The 70th Anniversary of D-Day – a powerful monologue

Bob Hope was not only an entertainer but a passionate supporter of the troops both during World War II and after.  The night of D-Day, June 6, 1944, Americans were tuned to their radios, eager for any invasion news updates that they could get.  Most shows were pre-empted for news broadcasts, but Bob Hope went on the air at 10:15pm on NBC.  Instead of his normal antics, he began his show with this sober and reverent monologue that withstands 70 years of time.

“Folks, this is Bob Hope speaking from a P-38 airfield out here near Van Nuys, California. We look forward to being with these men and doing our regular show here but, of course, nobody feels like getting up and being funny on a night like this. But we did want to go through with our plans and visit with these fellas because these are the same kinds of boys that are flying those 11,000 planes in our big effort.

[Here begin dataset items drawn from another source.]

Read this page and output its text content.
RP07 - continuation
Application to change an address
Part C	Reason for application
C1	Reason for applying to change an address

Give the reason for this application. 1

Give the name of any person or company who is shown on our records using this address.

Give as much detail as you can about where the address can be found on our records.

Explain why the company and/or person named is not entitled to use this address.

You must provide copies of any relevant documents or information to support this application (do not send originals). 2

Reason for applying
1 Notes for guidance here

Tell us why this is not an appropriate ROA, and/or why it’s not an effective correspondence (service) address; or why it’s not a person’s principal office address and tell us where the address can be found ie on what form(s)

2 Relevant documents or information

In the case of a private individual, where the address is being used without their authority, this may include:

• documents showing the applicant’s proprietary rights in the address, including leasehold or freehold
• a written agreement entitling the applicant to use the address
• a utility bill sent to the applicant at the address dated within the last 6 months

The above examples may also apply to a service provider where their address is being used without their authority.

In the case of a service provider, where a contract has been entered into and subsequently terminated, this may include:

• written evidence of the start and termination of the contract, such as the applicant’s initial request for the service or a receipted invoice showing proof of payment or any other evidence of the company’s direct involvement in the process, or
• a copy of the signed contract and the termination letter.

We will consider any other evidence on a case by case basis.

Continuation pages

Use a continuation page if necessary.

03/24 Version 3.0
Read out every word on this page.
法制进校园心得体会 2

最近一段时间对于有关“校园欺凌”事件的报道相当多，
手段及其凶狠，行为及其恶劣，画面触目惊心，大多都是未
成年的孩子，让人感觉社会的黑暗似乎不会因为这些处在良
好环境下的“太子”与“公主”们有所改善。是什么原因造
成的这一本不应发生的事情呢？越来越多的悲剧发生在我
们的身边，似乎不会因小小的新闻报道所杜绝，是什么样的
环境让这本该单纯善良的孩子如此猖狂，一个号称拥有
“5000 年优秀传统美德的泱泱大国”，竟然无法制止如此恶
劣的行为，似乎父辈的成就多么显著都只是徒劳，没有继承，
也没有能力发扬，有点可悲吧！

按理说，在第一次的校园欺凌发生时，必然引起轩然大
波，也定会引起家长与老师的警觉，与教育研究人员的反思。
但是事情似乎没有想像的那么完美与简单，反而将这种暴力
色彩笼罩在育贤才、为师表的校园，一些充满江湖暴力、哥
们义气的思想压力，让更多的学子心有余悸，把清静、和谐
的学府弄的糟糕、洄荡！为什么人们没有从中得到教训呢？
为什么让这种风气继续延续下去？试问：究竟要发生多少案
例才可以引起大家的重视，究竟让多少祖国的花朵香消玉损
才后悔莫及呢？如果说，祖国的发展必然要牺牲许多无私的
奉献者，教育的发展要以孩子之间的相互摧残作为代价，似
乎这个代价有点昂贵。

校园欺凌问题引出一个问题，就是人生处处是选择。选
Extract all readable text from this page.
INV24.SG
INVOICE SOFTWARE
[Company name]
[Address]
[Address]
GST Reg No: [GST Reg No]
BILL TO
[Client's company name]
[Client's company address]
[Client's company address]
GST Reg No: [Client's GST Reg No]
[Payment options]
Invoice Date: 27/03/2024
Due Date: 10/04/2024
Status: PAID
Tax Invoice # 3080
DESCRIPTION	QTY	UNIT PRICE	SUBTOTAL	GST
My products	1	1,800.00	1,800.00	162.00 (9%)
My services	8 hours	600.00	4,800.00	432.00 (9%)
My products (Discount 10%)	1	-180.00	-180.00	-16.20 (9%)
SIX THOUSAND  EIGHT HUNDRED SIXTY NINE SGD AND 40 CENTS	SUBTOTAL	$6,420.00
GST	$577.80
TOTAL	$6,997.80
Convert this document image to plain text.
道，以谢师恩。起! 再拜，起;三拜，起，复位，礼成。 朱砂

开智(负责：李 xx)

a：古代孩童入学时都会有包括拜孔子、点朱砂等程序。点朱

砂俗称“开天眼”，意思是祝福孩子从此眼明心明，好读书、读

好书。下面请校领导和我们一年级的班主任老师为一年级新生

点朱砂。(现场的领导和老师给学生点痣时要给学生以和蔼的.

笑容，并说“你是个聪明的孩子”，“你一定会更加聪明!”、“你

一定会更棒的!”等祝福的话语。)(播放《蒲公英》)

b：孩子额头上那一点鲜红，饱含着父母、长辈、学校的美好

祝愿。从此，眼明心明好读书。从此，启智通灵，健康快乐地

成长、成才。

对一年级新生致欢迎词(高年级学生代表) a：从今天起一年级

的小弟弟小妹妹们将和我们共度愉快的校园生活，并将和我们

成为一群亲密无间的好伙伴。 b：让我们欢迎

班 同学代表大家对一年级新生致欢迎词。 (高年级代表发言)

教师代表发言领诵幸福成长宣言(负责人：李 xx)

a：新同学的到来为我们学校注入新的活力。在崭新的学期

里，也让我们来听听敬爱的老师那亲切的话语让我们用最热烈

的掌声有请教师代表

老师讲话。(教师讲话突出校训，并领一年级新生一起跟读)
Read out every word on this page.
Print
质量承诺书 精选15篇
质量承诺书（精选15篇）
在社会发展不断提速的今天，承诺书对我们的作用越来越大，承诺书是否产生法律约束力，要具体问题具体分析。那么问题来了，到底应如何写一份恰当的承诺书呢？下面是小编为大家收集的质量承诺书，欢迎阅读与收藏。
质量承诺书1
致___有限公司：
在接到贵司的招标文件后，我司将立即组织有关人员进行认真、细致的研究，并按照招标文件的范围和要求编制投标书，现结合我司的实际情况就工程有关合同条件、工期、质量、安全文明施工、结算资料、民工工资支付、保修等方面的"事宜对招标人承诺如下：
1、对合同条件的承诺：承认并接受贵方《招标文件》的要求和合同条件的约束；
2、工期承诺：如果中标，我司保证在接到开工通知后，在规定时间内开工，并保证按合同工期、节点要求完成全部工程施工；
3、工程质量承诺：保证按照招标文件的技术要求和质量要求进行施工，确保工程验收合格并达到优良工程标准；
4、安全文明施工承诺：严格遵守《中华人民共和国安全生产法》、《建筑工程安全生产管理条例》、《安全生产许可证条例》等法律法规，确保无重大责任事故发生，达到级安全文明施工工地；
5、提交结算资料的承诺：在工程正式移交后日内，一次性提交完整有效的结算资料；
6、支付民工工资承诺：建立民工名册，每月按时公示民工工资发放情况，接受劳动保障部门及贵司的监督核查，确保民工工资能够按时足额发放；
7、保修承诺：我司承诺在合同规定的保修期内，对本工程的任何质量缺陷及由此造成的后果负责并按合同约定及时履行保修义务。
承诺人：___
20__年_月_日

What’s happened during these last few hours not one of us will ever forget. How could you forget? You sat up all night by the radio and heard the bulletins, the flashes, the voices coming across from England. The commentators, the pilots returning from their greatest of all missions. Newsboys yelling in the street and it seemed that one world was ending and a new world beginning; that history was closing one book and opening a new one. And, somehow, we knew it had to be a better one. You sat there and dawn began to sneak in and you thought of the hundreds of thousands of kids you’d seen in camps the past two or three years – the kids who scream and whistle when they hear a gag and a song. And now you could see all of them again in four thousand ships on the English Channel, tumbling out of thousands of planes over Normandy and the occupied coast, in countless landing barges crashing the Nazi gate and going on through to do the job of all of us. The sun came up and you sat there looking at that huge black headline, that one great black word with the exclamation point: Invasion! The one word that the whole world has waited for, that all of us have worked for. We knew we’d wake up one morning and have to meet it face to face, the word in which America’s invested everything these 30 long months. The efforts of millions of Americans building planes and weapons. The shipyards and the men who took the stuff across. Little kids buying war stamps and housewives straining bacon grease. Farmers working around the clock. Millions of young men sweating it out in camps and fighting the battles that paved the way for that headline this morning. Now the investment must pay for this generation and all generations to come. And, folks, what a wonderful thing it is that no matter the price, the reward will be greater than the sacrifice. We hope that thought can go along with a prayer tonight, the prayer of a whole nation. God bless those kids across the English Channel.”